Pete Sampras, seven times Wimbledon's champion in eight years, cannot be discounted despite his own admission that "I am struggling with my game." This Wimbledon marks the second anniversary of his last tournament title and this year has been one of continuing disappointment. But Sampras knows the way to win on grass.
It is marvellous to see Richard Krajicek, the towering Dutchman who interrupted the Sampras hegemony by winning in 1996, back in the field after missing the entire 2001 season because of surgery on his right elbow. Not a contender this time, alas, but someone who will be relishing a surface built for his power style. Others in that category are Greg Rusedski, benefiting from the seeding committee's decision to elevate him to 23rd spot, Mark Philippoussis, another surgery victim and wild-card winner, the Pinner-based Australian ace specialist, Wayne Arthurs, and Andy Roddick, the American who has not yet fulfilled the hopes of those who see him supplanting Sampras and Agassi.
Rusedski, 29 come September, has dodged almost the entire European clay court season, citing a neck injury, in order to concentrate for a big blast over the next two weeks. First-round defeat by Philippoussis at Queen's was a setback ameliorated by a better run at Nottingham and as the circuit's leading server of aces, the British No 2 also gets what should be the gentlest of starts against a qualifier, Jurgen Melzer, an Austrian of whom Greg confessed he had never heard. Roddick could await Rusedski in the third round and if it happens body armour could be standard issue.

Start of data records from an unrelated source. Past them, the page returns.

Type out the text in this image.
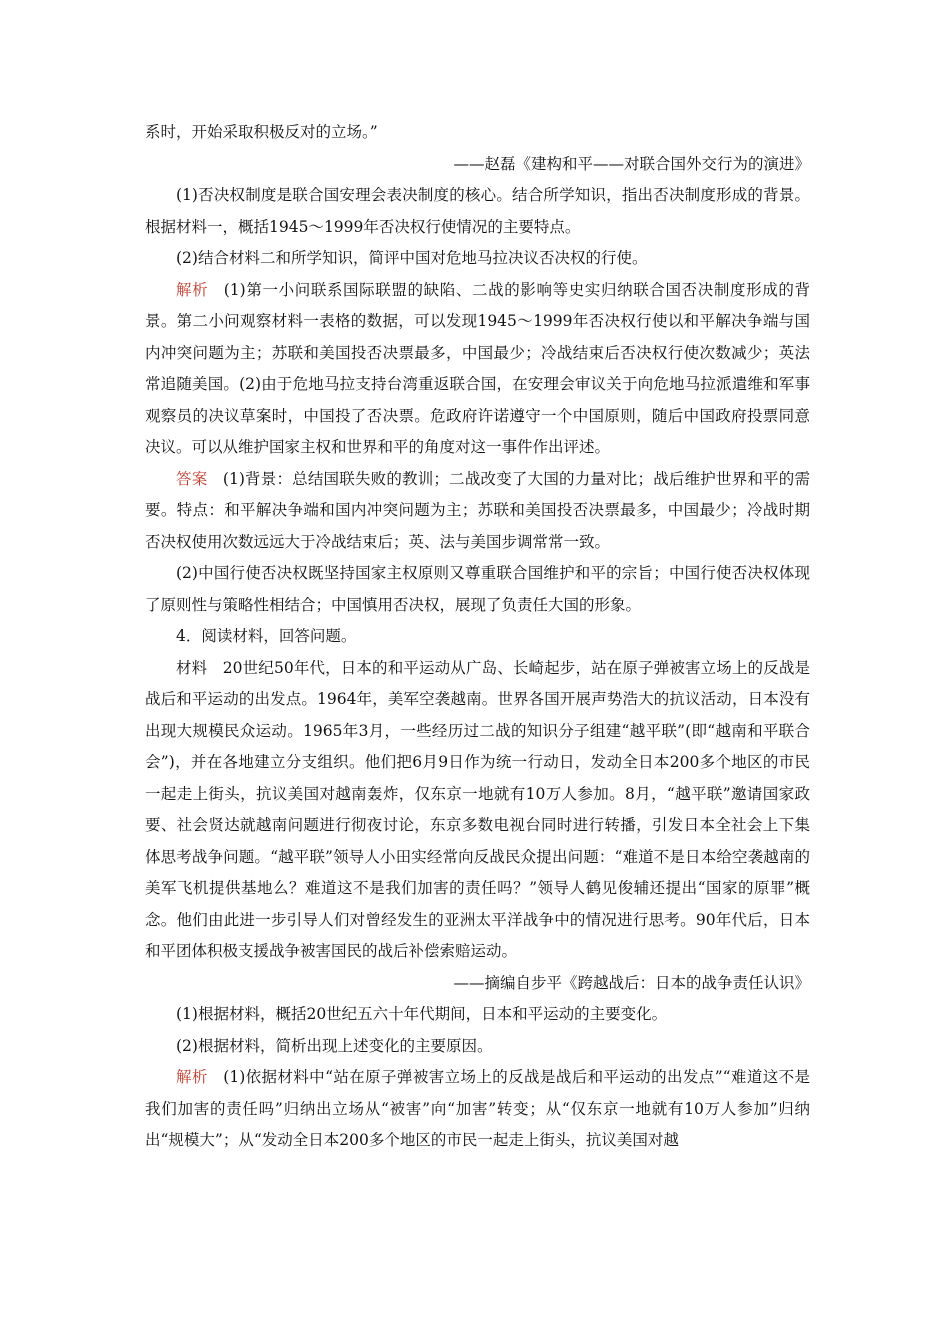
系时，开始采取积极反对的立场。”

——赵磊《建构和平——对联合国外交行为的演进》

(1)否决权制度是联合国安理会表决制度的核心。结合所学知识，指出否决制度形成的背景。根据材料一，概括1945～1999年否决权行使情况的主要特点。

(2)结合材料二和所学知识，简评中国对危地马拉决议否决权的行使。

解析 (1)第一小问联系国际联盟的缺陷、二战的影响等史实归纳联合国否决制度形成的背景。第二小问观察材料一表格的数据，可以发现1945～1999年否决权行使以和平解决争端与国内冲突问题为主；苏联和美国投否决票最多，中国最少；冷战结束后否决权行使次数减少；英法常追随美国。(2)由于危地马拉支持台湾重返联合国，在安理会审议关于向危地马拉派遣维和军事观察员的决议草案时，中国投了否决票。危政府许诺遵守一个中国原则，随后中国政府投票同意决议。可以从维护国家主权和世界和平的角度对这一事件作出评述。

答案 (1)背景：总结国联失败的教训；二战改变了大国的力量对比；战后维护世界和平的需要。特点：和平解决争端和国内冲突问题为主；苏联和美国投否决票最多，中国最少；冷战时期否决权使用次数远远大于冷战结束后；英、法与美国步调常常一致。

(2)中国行使否决权既坚持国家主权原则又尊重联合国维护和平的宗旨；中国行使否决权体现了原则性与策略性相结合；中国慎用否决权，展现了负责任大国的形象。

4．阅读材料，回答问题。

材料 20世纪50年代，日本的和平运动从广岛、长崎起步，站在原子弹被害立场上的反战是战后和平运动的出发点。1964年，美军空袭越南。世界各国开展声势浩大的抗议活动，日本没有出现大规模民众运动。1965年3月，一些经历过二战的知识分子组建“越平联”(即“越南和平联合会”)，并在各地建立分支组织。他们把6月9日作为统一行动日，发动全日本200多个地区的市民一起走上街头，抗议美国对越南轰炸，仅东京一地就有10万人参加。8月，“越平联”邀请国家政要、社会贤达就越南问题进行彻夜讨论，东京多数电视台同时进行转播，引发日本全社会上下集体思考战争问题。“越平联”领导人小田实经常向反战民众提出问题：“难道不是日本给空袭越南的美军飞机提供基地么？难道这不是我们加害的责任吗？”领导人鹤见俊辅还提出“国家的原罪”概念。他们由此进一步引导人们对曾经发生的亚洲太平洋战争中的情况进行思考。90年代后，日本和平团体积极支援战争被害国民的战后补偿索赔运动。

——摘编自步平《跨越战后：日本的战争责任认识》

(1)根据材料，概括20世纪五六十年代期间，日本和平运动的主要变化。

(2)根据材料，简析出现上述变化的主要原因。

解析 (1)依据材料中“站在原子弹被害立场上的反战是战后和平运动的出发点”“难道这不是我们加害的责任吗”归纳出立场从“被害”向“加害”转变；从“仅东京一地就有10万人参加”归纳出“规模大”；从“发动全日本200多个地区的市民一起走上街头，抗议美国对越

On the women's side, only two fingers are really needed to count the favourites, which is what the Williams sisters have effectively raised to the game by fulfilling their father's prophecy and seizing the top two rankings, the headlines, the footlights and the world's imagination and admiration. Two of the last three Grand Slam finals involved Venus and Serena Williams and no one will be offering much in the way of odds against a repeat. Jennifer Capriati will be hoping to add Wimbledon to the three Grand Slams amassed over the past 18 months, but to do so both Williamses would have to be overcome. A tall order, though she can be trusted to give it a go.